Князю Никите были хорошо видны затылок коротко остриженной головы Девьера и его белая, мускулистая, освещённая солнцем спина, когда именно и кем обнажённая – Волконский не заметил.

Барабаны перестали бить. Только что гудевшая на разные голоса толпа безмолвствовала, и в наступившей тишине поразительно ясно раздался свист поднявшейся плети.

– Раз! – рявкнула толпа в один голос.

Плеть свистнула снова, а на той белой спине, на которую глядел, как сумасшедший, Никита Фёдорович, вздувался уже, багровея от притекавшей крови, широкий рубец первого удара.

Князь Никита отвёл глаза, посмотрел вокруг себя и встретился с ухмылявшимся, противным лицом одного из своих дворовых. Больше он ничего уже не помнил.

VIIСМЕРТЬ

Никита Фёдорович очнулся у себя в комнате. Он открыл глаза и сейчас же узнал эту комнату, несмотря на то что в ней многое переменилось, – большинство книг куда-то вынесли, аппараты составили зачем-то в угол. Сам князь Никита лежал на постели, которой никогда не было здесь прежде. Кушетка – «её», Аграфенушки, кушетка – стояла, придвинутая к стене, в ногах его кровати. Но больше всего удивила Никиту Фёдоровича рука, лежавшая на его груди. Она была совсем прозрачная, словно восковая, и до того худа, будто кожа обтягивала одни сухие кости. Белая простыня была совершенно одного с нею цвета. Князь Никита догадался, что эта рука, которую он не узнал, – его рука, и с трудом шевельнул ею.
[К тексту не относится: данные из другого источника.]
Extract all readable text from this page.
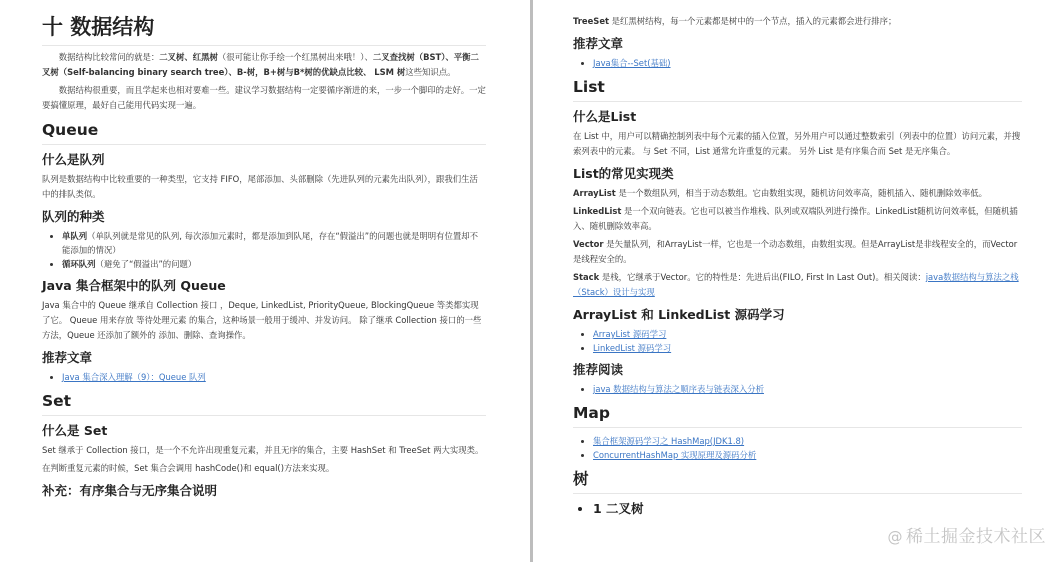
十 数据结构

数据结构比较常问的就是：二叉树、红黑树（很可能让你手绘一个红黑树出来哦！）、二叉查找树（BST）、平衡二叉树（Self-balancing binary search tree）、B-树，B+树与B*树的优缺点比较、 LSM 树这些知识点。

数据结构很重要，而且学起来也相对要难一些。建议学习数据结构一定要循序渐进的来，一步一个脚印的走好。一定要搞懂原理，最好自己能用代码实现一遍。

Queue
什么是队列

队列是数据结构中比较重要的一种类型，它支持 FIFO，尾部添加、头部删除（先进队列的元素先出队列），跟我们生活中的排队类似。

队列的种类
• 单队列（单队列就是常见的队列, 每次添加元素时，都是添加到队尾，存在“假溢出”的问题也就是明明有位置却不能添加的情况）
• 循环队列（避免了“假溢出”的问题）
Java 集合框架中的队列 Queue

Java 集合中的 Queue 继承自 Collection 接口 ，Deque, LinkedList, PriorityQueue, BlockingQueue 等类都实现了它。 Queue 用来存放 等待处理元素 的集合，这种场景一般用于缓冲、并发访问。 除了继承 Collection 接口的一些方法，Queue 还添加了额外的 添加、删除、查询操作。

推荐文章
• Java 集合深入理解（9）：Queue 队列
Set
什么是 Set

Set 继承于 Collection 接口，是一个不允许出现重复元素，并且无序的集合，主要 HashSet 和 TreeSet 两大实现类。

在判断重复元素的时候，Set 集合会调用 hashCode()和 equal()方法来实现。

补充：有序集合与无序集合说明

TreeSet 是红黑树结构，每一个元素都是树中的一个节点，插入的元素都会进行排序；

推荐文章
• Java集合--Set(基础)
List
什么是List

在 List 中，用户可以精确控制列表中每个元素的插入位置，另外用户可以通过整数索引（列表中的位置）访问元素，并搜索列表中的元素。 与 Set 不同，List 通常允许重复的元素。 另外 List 是有序集合而 Set 是无序集合。

List的常见实现类

ArrayList 是一个数组队列，相当于动态数组。它由数组实现，随机访问效率高，随机插入、随机删除效率低。

LinkedList 是一个双向链表。它也可以被当作堆栈、队列或双端队列进行操作。LinkedList随机访问效率低，但随机插入、随机删除效率高。

Vector 是矢量队列，和ArrayList一样，它也是一个动态数组，由数组实现。但是ArrayList是非线程安全的，而Vector是线程安全的。

Stack 是栈，它继承于Vector。它的特性是：先进后出(FILO, First In Last Out)。相关阅读：java数据结构与算法之栈（Stack）设计与实现

ArrayList 和 LinkedList 源码学习
• ArrayList 源码学习
• LinkedList 源码学习
推荐阅读
• java 数据结构与算法之顺序表与链表深入分析
Map
• 集合框架源码学习之 HashMap(JDK1.8)
• ConcurrentHashMap 实现原理及源码分析
树
• 1 二叉树
@ 稀土掘金技术社区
Окна были чем-то завешаны. Свет шёл сзади, по-видимому, из одного только окна, которое оставалось открытым. Всё было тихо. В комнате, казалось, никого не было.

Но только что князь шевельнул рукою – дверь скрипнула и приотворилась. Миша сначала просунул голову, а затем, тихонько войдя, вдруг быстрыми шагами подошёл к кровати.

– Лаврентий, батюшка пришёл в себя! – радостным шёпотом проговорил он.

Сзади от света подошёл Лаврентий.

– Князинька, родной, голубчик! – заговорил он, заглядывая в лицо Никите Фёдоровичу, и, увидев сознательную улыбку на этом лице, просиял весь и, опустившись, припал к бледной руке. – Насилу-то… ну, слава Богу!..

Миша стоял с навернувшимися на глазах слезами, радостный, видимо не зная, что ему сделать.

– Батюшка, батюшка! – шептал он только всё чаще и чаще и, наконец, разрыдался.

– Княгинюшке сообщите, ваше сиятельство, – сказал ему Лаврентий, – она измучилась ведь.

Миша, напрасно силясь сдерживать свои слёзы, торопливо пошёл из комнаты.

Через несколько минут пришла Аграфена Петровна. Она явилась бледная, исхудалая. Лаврентий был прав, что она измучилась. С нею вернулся Миша.

Аграфена Петровна приблизилась к мужу быстрыми, взволнованными шагами и, видимо, привычным уже движением приложила руку к его голове, потом низко нагнулась над его лицом, посмотрела ему в глаза и улыбнулась.

Князь Никита тоже улыбнулся ей.

Она была без своей обыкновенной высокой причёски, в белом ночном чепчике и капоре.

– Пошли за Блументростом, – обратилась она к Мише, – он велел дать знать, если будет перемена. Лаврентьюшка, а ты бы теперь отдохнуть пошёл – теперь уже можно. Я посижу.

Миша снова пошёл, но Лаврентий не двигался.

– Лаврентий, ты слышишь? – сказала Аграфена Петровна.

Старый слуга поднял голову. Князь Никита глазами показал ему, чтобы он слушался «её».

– Княгинюшка, я сам за лекарем сейчас побегу, – сказал Лаврентий.

– Ты поезжай лучше, я не велела раскладывать карету, – проговорила ему вслед Аграфена Петровна.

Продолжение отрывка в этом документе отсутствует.